Camino sin sentido, pero con un orden que va y viene pendularmente a lo largo de la cabaña. Ya la noche me muestra sus sonidos. No recuerdo, del todo, la razón por la que vine aquí. Sólo los objetos a mi alrededor pueden darme una pista de la historia que me precede, si es que hay una. Una cama, víveres que no me dicen mucho pues los miro como parte del paisaje y, al mismo tiempo, como si fuera la primera vez que los veo.
El frío sube por mis huesos. Tomo la silla torpemente formada y, como si temiera de ella, me acerco para usarla. No sé porque, pero me parece una gran coincidencia que haya luna llena. Una voz llena mi cabeza y repite lo mismo una y otra vez. “Tú eres como una nube. Una que se eleva rasgada por el viento al atardecer. Esperando la noche más obscura, una noche de luna llena.»
Caen hojas y castañas con el viento. Me encuentro deseoso en este mundo hostil y frío. Puedo ver lo obscuro y el azul del cielo a lo lejos, muy a lo lejos. El aire tiene sabores que me confunden. Puedo oír cada una de las pisadas del bosque. Pero el revólver no cuenta. A primera vista, un revólver en la mesa parecería una pista contundente y no es de esa manera. Pienso más en las hormigas que bajan por la orilla de la cama en una columna infinita.
«Hoy escribo para que me salga espuma. No escribo como Mauricio, porque no importa que me llamase Mauricio, Ozu o Frederick, de cualquier manera traería esta piedra en el alma.
Y es que ustedes no saben (es mejor que no lo sepan) lo que viene con esto. Me gustaría ser como ellos: que pueden meterse al río y ser uno con el agua, que pueden mimetizarse en el humo, que pueden amar sin pensarlo… sin recordar.
Pero no puedo. Mi cerebro (quisiera pensar que mi alma) está contaminado con la locura de el detalle. No puedo acostarme sobre la hierba y sentir en mi cabello el viento sin encontrar las formas entre las hojas, sin ver las estrellas de día, sin complementar el momento idílico.
Hoy escribo para ver si me encuentro o un poco más me pierdo. Y casi sonrío ante la imposibilidad de que pueda ser infinito mi desconsuelo».
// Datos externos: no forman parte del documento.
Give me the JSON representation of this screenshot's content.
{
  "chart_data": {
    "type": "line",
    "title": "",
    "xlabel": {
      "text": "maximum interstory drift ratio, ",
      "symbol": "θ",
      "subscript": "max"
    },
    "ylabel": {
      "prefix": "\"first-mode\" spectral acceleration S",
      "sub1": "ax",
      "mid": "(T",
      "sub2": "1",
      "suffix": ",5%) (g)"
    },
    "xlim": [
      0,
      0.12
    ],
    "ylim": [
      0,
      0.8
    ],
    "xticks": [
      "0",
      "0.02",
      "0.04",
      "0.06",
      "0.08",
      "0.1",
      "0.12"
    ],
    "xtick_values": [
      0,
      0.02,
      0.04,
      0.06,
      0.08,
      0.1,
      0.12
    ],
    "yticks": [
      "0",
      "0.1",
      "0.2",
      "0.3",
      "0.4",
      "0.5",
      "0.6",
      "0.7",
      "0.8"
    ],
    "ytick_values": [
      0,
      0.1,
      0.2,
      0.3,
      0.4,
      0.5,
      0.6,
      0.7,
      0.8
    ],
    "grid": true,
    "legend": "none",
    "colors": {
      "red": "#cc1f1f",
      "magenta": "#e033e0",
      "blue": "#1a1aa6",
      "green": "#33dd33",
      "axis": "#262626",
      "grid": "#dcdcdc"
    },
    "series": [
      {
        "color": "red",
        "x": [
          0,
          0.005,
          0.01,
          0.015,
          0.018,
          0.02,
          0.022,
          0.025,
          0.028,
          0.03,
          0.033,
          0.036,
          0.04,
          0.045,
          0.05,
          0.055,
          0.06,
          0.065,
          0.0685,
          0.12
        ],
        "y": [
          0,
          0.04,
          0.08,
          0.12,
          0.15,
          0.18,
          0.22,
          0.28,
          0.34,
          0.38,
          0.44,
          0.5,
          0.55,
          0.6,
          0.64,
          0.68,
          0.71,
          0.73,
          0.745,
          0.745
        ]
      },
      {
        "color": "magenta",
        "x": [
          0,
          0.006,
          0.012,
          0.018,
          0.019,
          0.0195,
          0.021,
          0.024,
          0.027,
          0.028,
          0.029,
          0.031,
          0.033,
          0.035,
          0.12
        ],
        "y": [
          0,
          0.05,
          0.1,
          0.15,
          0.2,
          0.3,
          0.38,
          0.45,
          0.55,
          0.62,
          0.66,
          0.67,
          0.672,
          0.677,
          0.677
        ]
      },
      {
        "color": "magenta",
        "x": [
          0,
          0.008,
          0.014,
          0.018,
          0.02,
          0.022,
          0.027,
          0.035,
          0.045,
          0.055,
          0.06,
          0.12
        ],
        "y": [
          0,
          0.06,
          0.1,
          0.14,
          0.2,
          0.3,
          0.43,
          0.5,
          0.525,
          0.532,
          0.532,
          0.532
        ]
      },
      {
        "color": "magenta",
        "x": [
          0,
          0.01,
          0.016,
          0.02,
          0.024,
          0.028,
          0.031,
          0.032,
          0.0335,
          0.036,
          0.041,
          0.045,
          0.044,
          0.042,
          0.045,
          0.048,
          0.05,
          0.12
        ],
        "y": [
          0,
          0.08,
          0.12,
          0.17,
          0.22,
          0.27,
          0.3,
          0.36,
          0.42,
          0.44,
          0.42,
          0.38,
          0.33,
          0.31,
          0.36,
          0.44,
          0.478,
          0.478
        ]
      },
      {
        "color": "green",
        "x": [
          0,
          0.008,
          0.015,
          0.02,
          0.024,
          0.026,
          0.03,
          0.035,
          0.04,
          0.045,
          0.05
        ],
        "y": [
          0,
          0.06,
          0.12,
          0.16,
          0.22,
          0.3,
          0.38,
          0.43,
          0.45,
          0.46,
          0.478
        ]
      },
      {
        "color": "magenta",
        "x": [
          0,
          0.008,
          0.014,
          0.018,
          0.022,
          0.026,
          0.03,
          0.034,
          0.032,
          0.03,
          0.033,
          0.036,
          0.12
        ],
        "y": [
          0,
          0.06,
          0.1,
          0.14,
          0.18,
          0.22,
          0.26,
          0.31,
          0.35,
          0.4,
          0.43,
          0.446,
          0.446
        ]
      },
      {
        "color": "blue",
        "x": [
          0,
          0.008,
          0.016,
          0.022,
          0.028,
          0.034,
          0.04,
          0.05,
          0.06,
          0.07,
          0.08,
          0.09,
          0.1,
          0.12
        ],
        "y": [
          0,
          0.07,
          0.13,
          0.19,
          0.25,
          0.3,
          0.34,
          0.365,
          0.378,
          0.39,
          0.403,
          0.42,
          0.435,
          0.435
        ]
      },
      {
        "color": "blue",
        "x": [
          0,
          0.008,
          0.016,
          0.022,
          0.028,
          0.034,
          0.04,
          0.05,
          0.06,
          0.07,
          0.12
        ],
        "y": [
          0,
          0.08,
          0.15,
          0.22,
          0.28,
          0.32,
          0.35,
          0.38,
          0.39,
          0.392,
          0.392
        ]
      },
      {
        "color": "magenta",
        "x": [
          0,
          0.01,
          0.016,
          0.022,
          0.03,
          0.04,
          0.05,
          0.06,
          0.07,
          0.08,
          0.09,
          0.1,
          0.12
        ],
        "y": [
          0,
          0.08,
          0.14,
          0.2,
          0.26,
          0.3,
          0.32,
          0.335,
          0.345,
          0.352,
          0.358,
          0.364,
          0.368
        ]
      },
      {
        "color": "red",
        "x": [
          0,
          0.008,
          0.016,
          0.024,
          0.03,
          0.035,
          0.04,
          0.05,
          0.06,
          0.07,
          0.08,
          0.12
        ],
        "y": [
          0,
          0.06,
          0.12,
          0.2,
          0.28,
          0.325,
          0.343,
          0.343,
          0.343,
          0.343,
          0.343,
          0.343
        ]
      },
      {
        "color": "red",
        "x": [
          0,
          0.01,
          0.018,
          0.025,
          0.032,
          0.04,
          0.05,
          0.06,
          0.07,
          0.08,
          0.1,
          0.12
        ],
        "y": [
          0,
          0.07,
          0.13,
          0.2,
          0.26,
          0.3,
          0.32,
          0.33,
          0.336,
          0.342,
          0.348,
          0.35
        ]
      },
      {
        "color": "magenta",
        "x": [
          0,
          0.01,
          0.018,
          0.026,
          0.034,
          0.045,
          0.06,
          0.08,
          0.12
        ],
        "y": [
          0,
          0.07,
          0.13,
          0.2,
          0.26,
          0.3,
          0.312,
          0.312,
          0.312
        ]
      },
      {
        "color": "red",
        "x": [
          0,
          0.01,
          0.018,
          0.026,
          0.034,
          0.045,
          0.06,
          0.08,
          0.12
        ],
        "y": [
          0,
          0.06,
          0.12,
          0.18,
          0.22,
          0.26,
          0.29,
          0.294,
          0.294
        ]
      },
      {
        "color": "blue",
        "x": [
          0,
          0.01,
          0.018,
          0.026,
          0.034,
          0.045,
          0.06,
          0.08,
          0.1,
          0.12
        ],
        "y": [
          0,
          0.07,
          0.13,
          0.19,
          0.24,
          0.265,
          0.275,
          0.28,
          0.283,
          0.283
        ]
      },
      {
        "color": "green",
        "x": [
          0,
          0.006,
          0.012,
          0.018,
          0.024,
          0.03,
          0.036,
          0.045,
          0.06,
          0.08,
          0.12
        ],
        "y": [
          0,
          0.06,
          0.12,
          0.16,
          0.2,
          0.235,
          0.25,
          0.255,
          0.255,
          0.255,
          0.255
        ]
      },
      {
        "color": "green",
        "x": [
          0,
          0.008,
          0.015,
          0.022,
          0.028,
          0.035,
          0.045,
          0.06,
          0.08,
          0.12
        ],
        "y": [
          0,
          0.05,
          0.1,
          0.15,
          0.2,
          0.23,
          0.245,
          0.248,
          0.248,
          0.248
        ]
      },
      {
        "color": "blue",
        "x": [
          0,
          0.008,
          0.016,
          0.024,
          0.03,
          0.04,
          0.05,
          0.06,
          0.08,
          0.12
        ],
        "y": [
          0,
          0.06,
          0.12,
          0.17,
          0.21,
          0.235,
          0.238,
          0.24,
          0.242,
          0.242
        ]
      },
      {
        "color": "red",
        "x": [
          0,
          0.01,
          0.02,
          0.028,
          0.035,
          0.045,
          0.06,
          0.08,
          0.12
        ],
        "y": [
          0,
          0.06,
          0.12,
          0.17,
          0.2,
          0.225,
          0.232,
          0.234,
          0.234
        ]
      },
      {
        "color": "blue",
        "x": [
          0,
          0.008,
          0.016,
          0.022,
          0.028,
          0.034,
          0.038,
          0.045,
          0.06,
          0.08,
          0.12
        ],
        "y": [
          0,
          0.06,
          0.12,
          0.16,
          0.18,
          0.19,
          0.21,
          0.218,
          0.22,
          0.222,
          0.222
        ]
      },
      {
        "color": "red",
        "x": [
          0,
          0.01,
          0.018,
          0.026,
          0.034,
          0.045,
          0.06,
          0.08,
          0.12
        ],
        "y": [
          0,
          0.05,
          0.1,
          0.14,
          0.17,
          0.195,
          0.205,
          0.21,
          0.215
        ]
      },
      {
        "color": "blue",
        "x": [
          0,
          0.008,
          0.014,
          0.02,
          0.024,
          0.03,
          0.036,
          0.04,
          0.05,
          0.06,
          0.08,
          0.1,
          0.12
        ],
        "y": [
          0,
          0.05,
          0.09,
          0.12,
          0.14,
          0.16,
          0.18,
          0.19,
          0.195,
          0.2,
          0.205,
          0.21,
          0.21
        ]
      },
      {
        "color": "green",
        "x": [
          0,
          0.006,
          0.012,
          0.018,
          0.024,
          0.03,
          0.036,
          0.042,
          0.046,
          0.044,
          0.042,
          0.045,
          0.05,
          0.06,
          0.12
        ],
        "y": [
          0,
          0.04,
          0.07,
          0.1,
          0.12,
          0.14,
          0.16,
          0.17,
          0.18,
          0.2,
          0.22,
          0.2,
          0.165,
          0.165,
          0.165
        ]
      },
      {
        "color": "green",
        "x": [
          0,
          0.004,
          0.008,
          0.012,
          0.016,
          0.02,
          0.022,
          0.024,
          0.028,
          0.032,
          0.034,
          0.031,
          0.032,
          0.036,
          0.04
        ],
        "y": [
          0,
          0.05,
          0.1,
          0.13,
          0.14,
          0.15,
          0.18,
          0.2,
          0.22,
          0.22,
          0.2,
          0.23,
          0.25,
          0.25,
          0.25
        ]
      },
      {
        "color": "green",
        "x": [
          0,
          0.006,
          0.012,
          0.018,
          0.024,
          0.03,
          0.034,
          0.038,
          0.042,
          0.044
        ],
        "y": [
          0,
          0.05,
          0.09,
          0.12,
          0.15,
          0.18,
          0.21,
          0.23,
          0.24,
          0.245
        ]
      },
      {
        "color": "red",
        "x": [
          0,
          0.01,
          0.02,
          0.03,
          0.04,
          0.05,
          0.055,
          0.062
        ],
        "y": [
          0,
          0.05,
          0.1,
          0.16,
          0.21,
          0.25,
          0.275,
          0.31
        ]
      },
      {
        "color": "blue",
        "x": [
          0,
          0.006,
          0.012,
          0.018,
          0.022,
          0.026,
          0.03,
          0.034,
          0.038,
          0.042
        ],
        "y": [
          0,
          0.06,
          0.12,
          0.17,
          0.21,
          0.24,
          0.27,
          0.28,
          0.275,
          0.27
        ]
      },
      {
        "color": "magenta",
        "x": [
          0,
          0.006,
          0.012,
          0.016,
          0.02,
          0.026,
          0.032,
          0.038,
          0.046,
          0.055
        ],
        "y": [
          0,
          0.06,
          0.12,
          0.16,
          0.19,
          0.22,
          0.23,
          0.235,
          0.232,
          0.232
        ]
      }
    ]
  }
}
Creo que es este tiempo tan largo mis sentidos se han aguzado. Las antenas de las hormigas sirven como nuestra nariz, y el viento lleva el agrio perfume que avisa sobre comida. Me parece larguísima la hilera que avanza en la obscuridad, hasta el roble viejo que me observa por la ventana. Solo como sólo un hombre o un árbol puede serlo.Hay otra señal del mismo olor agrio. Tomo mi camisa y limpio mi oído. Huelo. Se bosqueja una muy lenta sonrisa al darme cuenta que quizás mi cerebro sea el nuevo alimento.